Bank of England admits 'Michael Fish' moment with dire Brexit predictions 

The Bank of England has admitted its dire warnings of a downturn in the wake of the Brexit vote were a “Michael Fish” moment and said that the economics profession was now in “crisis”.

Andy Haldane, the Bank of England’s chief economist, said there was a “disconnect” between political warnings about Brexit and the “remarkably placid” state of the markets, adding that the worst predictions may turn out to be “just scare stories”.

He made the concession as new figures suggested Britain was the fastest growing of all advanced economies last year after the services sector defied gloomy forecasts to hit a 17-month high.

It is very similar to the sort of reports central banks issued pre-crisis, that there is no hurricane coming but it might be very windy in sub-primeAndy Haldane
The FTSE 100, the index of Britain’s biggest companies, closed on a record high for the sixth time in a row on Thursday – the longest run for 20 years.

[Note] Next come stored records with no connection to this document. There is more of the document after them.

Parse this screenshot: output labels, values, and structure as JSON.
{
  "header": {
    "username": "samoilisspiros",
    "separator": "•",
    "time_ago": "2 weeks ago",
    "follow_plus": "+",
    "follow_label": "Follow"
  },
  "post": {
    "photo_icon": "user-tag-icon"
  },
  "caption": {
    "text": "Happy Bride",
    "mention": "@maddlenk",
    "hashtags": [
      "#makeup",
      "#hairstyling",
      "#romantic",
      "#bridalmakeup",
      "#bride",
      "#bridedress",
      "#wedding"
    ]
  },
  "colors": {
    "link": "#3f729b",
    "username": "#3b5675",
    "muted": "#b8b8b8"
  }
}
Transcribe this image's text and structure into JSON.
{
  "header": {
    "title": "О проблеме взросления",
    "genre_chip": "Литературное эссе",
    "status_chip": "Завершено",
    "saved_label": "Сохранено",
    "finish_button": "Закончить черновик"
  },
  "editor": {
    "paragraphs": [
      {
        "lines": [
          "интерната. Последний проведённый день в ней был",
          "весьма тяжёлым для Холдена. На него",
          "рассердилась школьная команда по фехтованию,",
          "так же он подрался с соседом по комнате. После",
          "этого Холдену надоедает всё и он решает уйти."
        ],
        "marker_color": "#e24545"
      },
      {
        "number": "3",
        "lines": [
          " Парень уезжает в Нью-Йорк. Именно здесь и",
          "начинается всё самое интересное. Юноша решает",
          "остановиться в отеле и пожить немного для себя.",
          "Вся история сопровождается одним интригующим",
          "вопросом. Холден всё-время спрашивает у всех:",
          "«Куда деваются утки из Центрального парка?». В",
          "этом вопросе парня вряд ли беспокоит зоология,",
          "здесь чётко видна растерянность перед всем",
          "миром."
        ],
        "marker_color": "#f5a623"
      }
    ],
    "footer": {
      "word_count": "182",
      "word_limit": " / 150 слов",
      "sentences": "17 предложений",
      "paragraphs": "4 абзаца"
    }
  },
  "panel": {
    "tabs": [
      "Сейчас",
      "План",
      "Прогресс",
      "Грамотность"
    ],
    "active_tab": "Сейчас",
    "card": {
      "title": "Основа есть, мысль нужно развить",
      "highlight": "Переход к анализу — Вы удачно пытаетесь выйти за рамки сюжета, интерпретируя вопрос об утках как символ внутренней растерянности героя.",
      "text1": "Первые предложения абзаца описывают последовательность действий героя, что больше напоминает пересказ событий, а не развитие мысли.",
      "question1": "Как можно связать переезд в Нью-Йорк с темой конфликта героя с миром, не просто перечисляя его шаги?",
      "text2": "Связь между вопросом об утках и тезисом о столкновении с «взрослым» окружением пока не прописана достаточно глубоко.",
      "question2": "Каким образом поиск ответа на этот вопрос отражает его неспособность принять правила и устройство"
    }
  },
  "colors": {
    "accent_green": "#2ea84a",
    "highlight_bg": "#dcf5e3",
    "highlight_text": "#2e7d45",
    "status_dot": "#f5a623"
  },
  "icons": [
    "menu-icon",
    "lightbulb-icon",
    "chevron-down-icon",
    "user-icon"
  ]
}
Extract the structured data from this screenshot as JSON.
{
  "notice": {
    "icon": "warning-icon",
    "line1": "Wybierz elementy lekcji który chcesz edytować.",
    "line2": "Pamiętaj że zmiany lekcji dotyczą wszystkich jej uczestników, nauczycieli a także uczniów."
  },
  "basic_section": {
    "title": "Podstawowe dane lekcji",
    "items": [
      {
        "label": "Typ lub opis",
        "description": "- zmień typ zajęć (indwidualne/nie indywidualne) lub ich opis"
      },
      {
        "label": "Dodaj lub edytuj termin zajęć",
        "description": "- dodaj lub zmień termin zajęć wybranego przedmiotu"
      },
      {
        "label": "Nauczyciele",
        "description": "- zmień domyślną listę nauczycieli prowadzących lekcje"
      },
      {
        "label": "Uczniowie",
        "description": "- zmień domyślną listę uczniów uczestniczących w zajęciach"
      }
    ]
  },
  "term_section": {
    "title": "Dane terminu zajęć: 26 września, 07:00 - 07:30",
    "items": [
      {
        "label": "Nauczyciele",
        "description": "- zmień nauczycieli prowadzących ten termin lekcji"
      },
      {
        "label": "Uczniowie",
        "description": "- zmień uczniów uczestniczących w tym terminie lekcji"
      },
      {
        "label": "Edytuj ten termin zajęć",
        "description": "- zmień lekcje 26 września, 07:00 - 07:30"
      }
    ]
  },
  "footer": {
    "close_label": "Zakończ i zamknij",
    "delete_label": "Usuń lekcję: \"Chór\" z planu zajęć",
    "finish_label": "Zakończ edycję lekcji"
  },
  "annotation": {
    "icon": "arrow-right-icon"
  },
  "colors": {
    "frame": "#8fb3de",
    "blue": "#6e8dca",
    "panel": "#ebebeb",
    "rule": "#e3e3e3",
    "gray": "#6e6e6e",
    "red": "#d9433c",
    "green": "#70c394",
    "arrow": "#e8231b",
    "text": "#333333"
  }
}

At an event at the Institute for Government in London, Mr Haldane said that criticism of economists was a “fair cop” after they failed to predict the financial crisis and were wrong about the impact of the Brexit vote.

He compared their performance to Mr Fish’s infamous weather forecast in October 1987, in which he dismissed warnings that a hurricane was “on the way” but noted there could be high winds in Spain.
The Bank's forecasts were compared with the infamous prediction of Michael Fish 
Mr Haldane said: “Let’s go back to a different crisis, the crisis not in economic forecasting but weather forecasting. Michael Fish getting up: ‘Someone’s called me, there’s no hurricane coming but it will be windy in Spain.’
"It is very similar to the sort of reports central banks issued pre-crisis, that there is no hurricane coming but it might be very windy in sub-prime.”
When it was put to him that the Bank of England had forecast a “hurricane” after the Brexit vote which had not materialised, Mr Haldane replied: “It’s true, and again fair cop.”


He said: “We had foreseen a sharper slowdown in the economy than has happened, in common with almost every other mainstream macro forecaster. Why has that been the case? We need look no further than the behaviour of the British consumer, the British housing market.

“If you look at how the consumer performed during the course of the last year it’s almost as though the referendum had not taken place. In terms of the real things like pay and jobs not very much happened during the course of last year. It’s pretty much business as usual. The spending power in people’s pockets was not materially dented.”

He said that people were still likely to see “something of a squeeze” on their spending power this year because the falling value of the pound would lead to rising prices. However, he added that it was not “inevitable”.

He said: “Right now there is a very interesting disconnect between what we read in the papers about the degree of political and policy uncertainty, which by any historical metric is at high levels, and what we have seen from the economy and financial markets, which have actually been remarkably placid. That disconnect cannot last forever. There will need to be a reconciliation between the two ... Maybe some of the scarier stories politically will be seen to be just that – scare stories. ”

Mark Carney, the Governor of the Bank of England, warned in the run-up to the referendum that Britain could face a “technical recession” if it voted to leave and said Brexit represented the “biggest domestic risk” to the UK’s financial stability.
His interventions were controversial and led to Eurosceptic Conservative MPs accusing him of being part of “project fear” and calling on him to quit. Since the referendum the Bank of England has raised its economic forecasts.


The economy has defied forecasts in almost every area since the vote to leave the European Union. Unemployment remained at a record low of 1.62 million in the three months to October, house prices rose by 6.9 per cent in the year to October and the Bank has raised expectations for economic growth this year from 0.8 per cent to 1.4 per cent.

Figures also showed new car sales at an all-time high. The Society of Motor Manufacturers and Traders said 2.69 million cars were registered last year, 2 per cent higher than in 2015.

It came as a survey revealed that the services sector, which includes retail and banking, grew at its fastest pace for 17 months. Chris Williamson, of IHS Markit, which produces the survey, said it added “to signs that the UK economy continues to defy widely held expectations of a Brexit-driven slowdown”.